Our economy needs small businesses, and small businesses need regulatory reform
Small businesses are key to getting our economy back on track, but they bear the brunt of the increasing cost of regulation. Legislators seem to recognize as much and have introduced several bills requiring a better understanding of the effects of regulation on small businesses. Just last week the House of Representatives held a mark-up session for H.R. 527, the Regulatory Flexibility Improvements Act of 2011, which is designed to ensure more complete analysis of the impact of proposed regulations on small entities. With regulatory activity on the rise, the bill represents a valuable effort to minimize the extent to which the growth in the administrative state impedes economic recovery.

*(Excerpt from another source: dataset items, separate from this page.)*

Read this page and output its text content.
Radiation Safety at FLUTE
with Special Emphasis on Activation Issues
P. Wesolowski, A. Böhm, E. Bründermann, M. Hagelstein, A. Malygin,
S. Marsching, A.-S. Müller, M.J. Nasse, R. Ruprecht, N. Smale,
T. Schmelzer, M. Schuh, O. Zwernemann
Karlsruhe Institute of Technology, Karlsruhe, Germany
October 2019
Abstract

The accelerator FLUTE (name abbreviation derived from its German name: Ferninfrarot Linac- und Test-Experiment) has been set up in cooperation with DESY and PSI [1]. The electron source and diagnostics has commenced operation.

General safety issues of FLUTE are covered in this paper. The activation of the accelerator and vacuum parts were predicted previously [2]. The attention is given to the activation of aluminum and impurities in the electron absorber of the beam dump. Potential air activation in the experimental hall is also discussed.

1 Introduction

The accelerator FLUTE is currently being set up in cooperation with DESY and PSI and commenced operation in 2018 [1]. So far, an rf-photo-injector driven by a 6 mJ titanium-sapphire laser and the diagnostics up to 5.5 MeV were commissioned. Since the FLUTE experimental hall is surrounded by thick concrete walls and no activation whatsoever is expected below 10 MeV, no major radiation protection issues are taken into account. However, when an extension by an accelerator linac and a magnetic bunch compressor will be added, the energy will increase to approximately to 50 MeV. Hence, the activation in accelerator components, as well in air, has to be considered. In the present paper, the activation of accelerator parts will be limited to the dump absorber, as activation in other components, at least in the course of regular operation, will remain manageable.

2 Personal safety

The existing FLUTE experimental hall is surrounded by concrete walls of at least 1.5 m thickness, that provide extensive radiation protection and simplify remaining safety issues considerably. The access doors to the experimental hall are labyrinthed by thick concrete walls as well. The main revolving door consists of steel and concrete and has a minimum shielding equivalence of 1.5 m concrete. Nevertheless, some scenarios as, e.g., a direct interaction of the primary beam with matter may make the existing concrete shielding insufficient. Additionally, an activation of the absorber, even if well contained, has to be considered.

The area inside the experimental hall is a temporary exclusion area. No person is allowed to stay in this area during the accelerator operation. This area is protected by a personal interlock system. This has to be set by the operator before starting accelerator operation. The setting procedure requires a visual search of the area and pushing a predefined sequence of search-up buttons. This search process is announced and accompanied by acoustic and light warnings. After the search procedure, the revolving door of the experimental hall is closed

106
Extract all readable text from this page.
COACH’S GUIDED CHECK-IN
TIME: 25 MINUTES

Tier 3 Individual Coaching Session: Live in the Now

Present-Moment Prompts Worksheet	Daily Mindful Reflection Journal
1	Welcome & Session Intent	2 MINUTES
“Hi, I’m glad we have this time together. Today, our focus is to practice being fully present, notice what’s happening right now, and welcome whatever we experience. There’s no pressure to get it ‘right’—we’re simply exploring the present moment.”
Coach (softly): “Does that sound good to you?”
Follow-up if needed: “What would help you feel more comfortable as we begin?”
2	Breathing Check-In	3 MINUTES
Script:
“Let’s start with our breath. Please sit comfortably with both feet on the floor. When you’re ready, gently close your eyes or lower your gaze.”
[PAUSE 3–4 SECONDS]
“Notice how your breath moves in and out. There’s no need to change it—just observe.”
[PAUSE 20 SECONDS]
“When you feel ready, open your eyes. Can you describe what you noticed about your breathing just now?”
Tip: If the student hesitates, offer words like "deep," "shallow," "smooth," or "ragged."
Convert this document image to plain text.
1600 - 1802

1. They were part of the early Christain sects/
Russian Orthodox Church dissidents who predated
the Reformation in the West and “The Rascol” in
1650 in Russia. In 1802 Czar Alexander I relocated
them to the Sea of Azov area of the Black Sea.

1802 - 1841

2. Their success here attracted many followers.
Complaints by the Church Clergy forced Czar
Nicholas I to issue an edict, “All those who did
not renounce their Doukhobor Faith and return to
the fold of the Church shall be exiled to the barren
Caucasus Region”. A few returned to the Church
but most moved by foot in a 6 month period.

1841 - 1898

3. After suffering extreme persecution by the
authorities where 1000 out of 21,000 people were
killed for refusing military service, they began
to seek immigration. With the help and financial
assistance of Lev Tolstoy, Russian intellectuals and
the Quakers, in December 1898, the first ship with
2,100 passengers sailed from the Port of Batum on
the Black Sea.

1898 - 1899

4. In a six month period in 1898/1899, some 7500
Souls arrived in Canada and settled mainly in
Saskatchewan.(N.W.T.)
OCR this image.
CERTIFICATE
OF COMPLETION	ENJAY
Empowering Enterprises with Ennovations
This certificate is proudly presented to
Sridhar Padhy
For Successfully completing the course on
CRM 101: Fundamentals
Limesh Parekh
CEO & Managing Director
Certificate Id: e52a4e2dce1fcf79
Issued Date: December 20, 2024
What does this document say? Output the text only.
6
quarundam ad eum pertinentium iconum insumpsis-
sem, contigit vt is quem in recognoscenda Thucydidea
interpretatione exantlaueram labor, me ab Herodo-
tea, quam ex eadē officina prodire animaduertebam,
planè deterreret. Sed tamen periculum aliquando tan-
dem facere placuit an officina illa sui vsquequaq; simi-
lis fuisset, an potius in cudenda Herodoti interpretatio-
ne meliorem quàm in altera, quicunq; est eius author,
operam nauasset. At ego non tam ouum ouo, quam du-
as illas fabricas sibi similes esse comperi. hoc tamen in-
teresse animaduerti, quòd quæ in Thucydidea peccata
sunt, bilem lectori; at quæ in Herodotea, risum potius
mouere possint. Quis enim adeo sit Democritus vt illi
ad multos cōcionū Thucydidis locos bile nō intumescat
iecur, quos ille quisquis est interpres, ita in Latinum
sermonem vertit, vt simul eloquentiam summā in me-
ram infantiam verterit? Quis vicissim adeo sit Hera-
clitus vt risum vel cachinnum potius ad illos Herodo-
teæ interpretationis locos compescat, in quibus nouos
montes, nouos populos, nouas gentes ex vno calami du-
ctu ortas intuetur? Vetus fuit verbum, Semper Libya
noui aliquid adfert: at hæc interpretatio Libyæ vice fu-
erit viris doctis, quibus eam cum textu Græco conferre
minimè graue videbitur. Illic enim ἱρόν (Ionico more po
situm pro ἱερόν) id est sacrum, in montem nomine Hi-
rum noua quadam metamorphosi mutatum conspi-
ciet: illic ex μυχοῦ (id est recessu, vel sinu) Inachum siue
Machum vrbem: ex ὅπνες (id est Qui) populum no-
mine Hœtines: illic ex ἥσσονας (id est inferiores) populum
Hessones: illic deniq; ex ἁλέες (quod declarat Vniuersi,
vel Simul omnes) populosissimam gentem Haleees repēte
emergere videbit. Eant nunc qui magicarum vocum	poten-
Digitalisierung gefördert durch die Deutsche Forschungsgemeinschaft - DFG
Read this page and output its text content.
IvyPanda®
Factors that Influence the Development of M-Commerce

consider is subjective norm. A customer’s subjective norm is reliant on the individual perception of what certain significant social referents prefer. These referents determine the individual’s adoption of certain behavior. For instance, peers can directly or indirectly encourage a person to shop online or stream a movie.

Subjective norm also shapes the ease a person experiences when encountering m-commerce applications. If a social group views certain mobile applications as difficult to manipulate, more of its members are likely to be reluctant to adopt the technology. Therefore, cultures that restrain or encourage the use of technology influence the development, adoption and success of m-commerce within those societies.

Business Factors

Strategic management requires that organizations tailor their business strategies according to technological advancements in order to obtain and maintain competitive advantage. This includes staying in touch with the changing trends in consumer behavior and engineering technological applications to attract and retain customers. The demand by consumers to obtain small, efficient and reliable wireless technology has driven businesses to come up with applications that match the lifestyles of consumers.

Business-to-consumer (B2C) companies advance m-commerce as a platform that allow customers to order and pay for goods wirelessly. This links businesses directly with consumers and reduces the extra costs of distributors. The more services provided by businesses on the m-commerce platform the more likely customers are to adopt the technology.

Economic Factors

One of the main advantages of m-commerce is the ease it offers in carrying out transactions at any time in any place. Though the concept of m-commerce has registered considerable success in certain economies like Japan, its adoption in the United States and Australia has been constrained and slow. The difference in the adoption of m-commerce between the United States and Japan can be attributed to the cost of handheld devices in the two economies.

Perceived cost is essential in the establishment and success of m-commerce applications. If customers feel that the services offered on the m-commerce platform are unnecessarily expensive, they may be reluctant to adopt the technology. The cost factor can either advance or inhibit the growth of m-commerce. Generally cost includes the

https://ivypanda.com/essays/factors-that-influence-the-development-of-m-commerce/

Under the Regulatory Flexibility Act of 1980 (RFA), federal agencies must assess the impact of pending regulations on small businesses and attempt to minimize their net costs. While the RFA was a significant regulatory reform when it was enacted 30 years ago, it has been plagued by a number of shortcomings, most notably the fact that its analytical requirements can be sidestepped if the head of a regulatory agency certifies that a proposed regulation would not have a “significant economic impact on a substantial number of small entities.” Moreover, recent judicial interpretations of the RFA have held that agencies need not take the “indirect effects” of regulation into account in determining what constitutes a “significant economic impact.” Combined, these loopholes are very significant, as it is often the indirect effects of regulation (e.g., increased energy prices, impediments to innovation or inefficiencies imposed on larger industries on which small businesses depend) that impose the greatest burdens on small entities.
H.R. 527 attempts to remedy the deficiencies of the RFA, defining “economic impact” to include both direct economic effects and any “reasonably foreseeable” indirect effects, in addition to strengthening the act’s procedural requirements.
Perhaps the most compelling reason for expanding the RFA’s requirements lies in the distributive effects of federal regulation. The fixed-cost nature of regulation results in small entities shouldering a disproportionate share of regulatory burdens. The Small Business Administration estimates that the cost per employee of federal regulation for firms employing fewer than 20 people is 36% higher than that for larger firms. Expanding the range of economic effects federal agencies must consider in promulgating regulations that affect small businesses is an important step in adjusting regulatory policy to the reality that small firms lack the financial, legal and political resources of big business.
Even if one is unmoved by considerations of fairness, the centrality of small businesses to the strength of the overall economy warrants significant attention and makes the need for reform urgent. “Small businesses produce most of the new jobs in this country,” President Obama noted last September. “They are the anchors of our Main Streets.” Regulations do not affect targeted industries in a vacuum. Rather, they increase the overall cost of economic activity, operating as a “hidden tax” with effects that reverberate throughout the economy as a whole. That some effects of regulation are “indirect” is irrelevant to their degree of magnitude. Forcing regulators to take stock of indirect effects and consider alternative means of accomplishing their goals will help minimize regulatory burdens on small business that might otherwise stand in the way of economic recovery.
Finally, irrespective of the economic importance of small businesses, the notion that regulators should consider the full range of relevant information when possible is reasonable regardless of one’s general feelings about regulation. Hiding or ignoring the indirect costs of regulation does not make for good public policy.
Federal regulation plays an important role in maintaining our quality of life. But demands for health, safety and a clean environment must inevitably be weighed against other goals, the most timely being the need for economic growth. It is encouraging that Congress is focusing on finding a more appropriate balance between these competing priorities.
Jay Sykes is an intern at the George Washington University Regulatory Studies Center, which works to raise awareness of regulations’ effects and improve regulatory policy through research, education and outreach. He is a recent graduate of Georgetown University and will enter Yale Law School in the fall.